Wednesday, May 18, 2005

the five people you meet in heaven

yup, i was finally able to get down and read this one in 3 days. it was hard to put down because it had a rather interesting take on the idea of heaven. the book was very light yet thought-provoking. although it is a work of fiction, it still manages to make you think what your heaven will be, as it is different for each person.

i loved so many lines in this book. here are just some of them:

People think of heaven as a paradise garden, a place where they can float on clouds and laze in rivers and mountains. But scenery without solace is meaningless.

There are no random acts. We are all connected. You can no more separate one life from another than you can separate a breeze from the wind... Death doesn't just take someone, it misses someone else, and in the small distance between being taken and being missed, lives are changed.

Sacrifice is a part of life. It's supposed to be. It's not something to regret. It's something to aspire to... Sometimes when you sacrifice something precious, you're not really losing it. You're just passing it on to someone else.

Parents rarely let go of their children, so children let go of them. They move on. They move away. The moments that used to define them -- a mother's approval, a father's nod -- are covered by moments of their own accomplishments. It is not until much later, as the skin sags and the heart weakens, that children understand; their stories, and all their accomplishments, sit atop the stories of their mothers and fathers, stones upon stones, beneath the waters of their lives.

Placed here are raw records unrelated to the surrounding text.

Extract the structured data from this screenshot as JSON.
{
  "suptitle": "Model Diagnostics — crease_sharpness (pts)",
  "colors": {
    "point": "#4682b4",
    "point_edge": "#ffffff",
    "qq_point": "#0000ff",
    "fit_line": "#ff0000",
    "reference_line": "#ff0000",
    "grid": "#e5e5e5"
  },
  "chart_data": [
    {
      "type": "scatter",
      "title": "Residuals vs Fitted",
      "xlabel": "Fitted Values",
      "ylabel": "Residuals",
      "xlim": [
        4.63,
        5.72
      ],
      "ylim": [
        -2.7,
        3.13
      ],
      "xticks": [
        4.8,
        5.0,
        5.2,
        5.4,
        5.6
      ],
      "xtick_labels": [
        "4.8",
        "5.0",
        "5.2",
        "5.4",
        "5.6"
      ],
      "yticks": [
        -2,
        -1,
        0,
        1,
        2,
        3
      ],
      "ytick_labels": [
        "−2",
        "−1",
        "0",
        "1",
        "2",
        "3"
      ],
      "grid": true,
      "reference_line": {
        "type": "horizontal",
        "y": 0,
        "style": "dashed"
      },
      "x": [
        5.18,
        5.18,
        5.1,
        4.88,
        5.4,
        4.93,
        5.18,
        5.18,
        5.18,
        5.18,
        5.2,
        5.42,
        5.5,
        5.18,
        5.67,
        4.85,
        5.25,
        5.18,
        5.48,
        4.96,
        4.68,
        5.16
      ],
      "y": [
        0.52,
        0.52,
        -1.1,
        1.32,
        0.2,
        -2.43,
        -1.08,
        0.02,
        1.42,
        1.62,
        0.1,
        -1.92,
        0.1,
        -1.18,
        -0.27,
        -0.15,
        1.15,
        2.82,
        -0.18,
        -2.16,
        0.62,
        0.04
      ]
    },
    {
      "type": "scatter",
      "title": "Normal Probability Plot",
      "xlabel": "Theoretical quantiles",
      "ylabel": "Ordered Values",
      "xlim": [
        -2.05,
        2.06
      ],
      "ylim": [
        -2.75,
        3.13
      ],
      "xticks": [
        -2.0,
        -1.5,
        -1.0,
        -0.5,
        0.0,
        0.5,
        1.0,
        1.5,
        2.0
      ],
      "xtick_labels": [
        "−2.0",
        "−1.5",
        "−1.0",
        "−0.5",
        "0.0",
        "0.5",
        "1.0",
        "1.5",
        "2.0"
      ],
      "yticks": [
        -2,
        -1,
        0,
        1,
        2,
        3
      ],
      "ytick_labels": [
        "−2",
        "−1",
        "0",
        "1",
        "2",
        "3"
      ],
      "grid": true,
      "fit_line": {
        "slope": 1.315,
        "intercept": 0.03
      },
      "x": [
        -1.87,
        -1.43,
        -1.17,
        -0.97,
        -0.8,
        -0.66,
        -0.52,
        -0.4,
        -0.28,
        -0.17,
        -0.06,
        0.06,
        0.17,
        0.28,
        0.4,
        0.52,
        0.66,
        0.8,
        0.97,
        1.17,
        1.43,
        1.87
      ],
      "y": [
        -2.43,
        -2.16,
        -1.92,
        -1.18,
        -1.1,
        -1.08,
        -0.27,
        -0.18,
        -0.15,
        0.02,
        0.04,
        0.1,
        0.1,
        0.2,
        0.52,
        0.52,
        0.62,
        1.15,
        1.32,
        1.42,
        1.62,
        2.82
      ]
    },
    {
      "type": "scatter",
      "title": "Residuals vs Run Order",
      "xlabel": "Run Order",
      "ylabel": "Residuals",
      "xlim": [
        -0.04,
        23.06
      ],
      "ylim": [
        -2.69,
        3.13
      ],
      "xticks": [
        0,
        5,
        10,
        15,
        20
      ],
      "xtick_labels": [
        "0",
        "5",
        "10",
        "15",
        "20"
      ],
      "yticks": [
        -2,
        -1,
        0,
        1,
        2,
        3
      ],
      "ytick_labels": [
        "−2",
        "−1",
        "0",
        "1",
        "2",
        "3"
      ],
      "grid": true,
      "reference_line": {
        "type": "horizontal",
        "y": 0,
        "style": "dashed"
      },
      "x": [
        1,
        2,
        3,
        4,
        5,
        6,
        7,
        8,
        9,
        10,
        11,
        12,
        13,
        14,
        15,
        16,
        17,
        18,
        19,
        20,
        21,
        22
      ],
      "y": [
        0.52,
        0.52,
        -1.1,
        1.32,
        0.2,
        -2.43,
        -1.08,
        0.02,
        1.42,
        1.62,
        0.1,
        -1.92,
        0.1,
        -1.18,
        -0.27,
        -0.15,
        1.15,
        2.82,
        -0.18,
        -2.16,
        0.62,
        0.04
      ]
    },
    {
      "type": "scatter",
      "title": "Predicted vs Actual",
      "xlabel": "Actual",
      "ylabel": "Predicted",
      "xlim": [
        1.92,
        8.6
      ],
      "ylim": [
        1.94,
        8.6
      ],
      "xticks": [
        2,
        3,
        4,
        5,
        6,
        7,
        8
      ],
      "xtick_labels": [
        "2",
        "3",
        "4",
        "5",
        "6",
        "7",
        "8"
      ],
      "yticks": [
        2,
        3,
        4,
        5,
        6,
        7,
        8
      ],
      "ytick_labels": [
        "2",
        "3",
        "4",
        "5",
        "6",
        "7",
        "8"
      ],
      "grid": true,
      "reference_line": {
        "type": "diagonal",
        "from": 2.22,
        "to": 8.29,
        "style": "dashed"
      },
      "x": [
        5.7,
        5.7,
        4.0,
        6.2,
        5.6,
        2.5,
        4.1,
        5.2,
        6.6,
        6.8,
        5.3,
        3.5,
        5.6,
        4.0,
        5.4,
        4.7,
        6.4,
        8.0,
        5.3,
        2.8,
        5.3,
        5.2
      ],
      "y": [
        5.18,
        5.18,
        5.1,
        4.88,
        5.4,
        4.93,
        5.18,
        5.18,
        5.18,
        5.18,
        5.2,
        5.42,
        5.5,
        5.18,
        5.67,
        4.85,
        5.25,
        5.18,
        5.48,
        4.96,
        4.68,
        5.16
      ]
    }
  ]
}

Holding anger is poison. It eats you from the inside. We think that hating is a weapon that attacks the person who harmed us. But hatred is a curved blade. And the harm we do, we do to ourselves.

Love, like rain, can nourish from above, drenching couples with a soaking joy. But sometimes, under the angry heat of life, love dries on the surface and must nourish from below, tending to its roots, keeping itself alive.

Lost love is still love. It takes a different form, that's all. You can't see their smile or bring them food or tousle their hair or move them around a dance floor. But when those senses weaken, another heightens. Memory. Memory becomes your partner. You nurture it. You hold it. You dance with it... Life has to end. Love doesn't.


lovely noh? and with that i am sure, joseph won't be able to keep himself from buying the book. i was telling him kasi to just borrow my copy since books are very costly in oz. imagine, AUD$ 22 (equivalent to around Php 900+) when i bought the book at a sale for only Php 220+.

by the way, what's also quite interesting was that the Philippines was mentioned several times in the book. even one character was Filipino, expressing a few words in tagalog (ina, bakya, sundalo to name a few).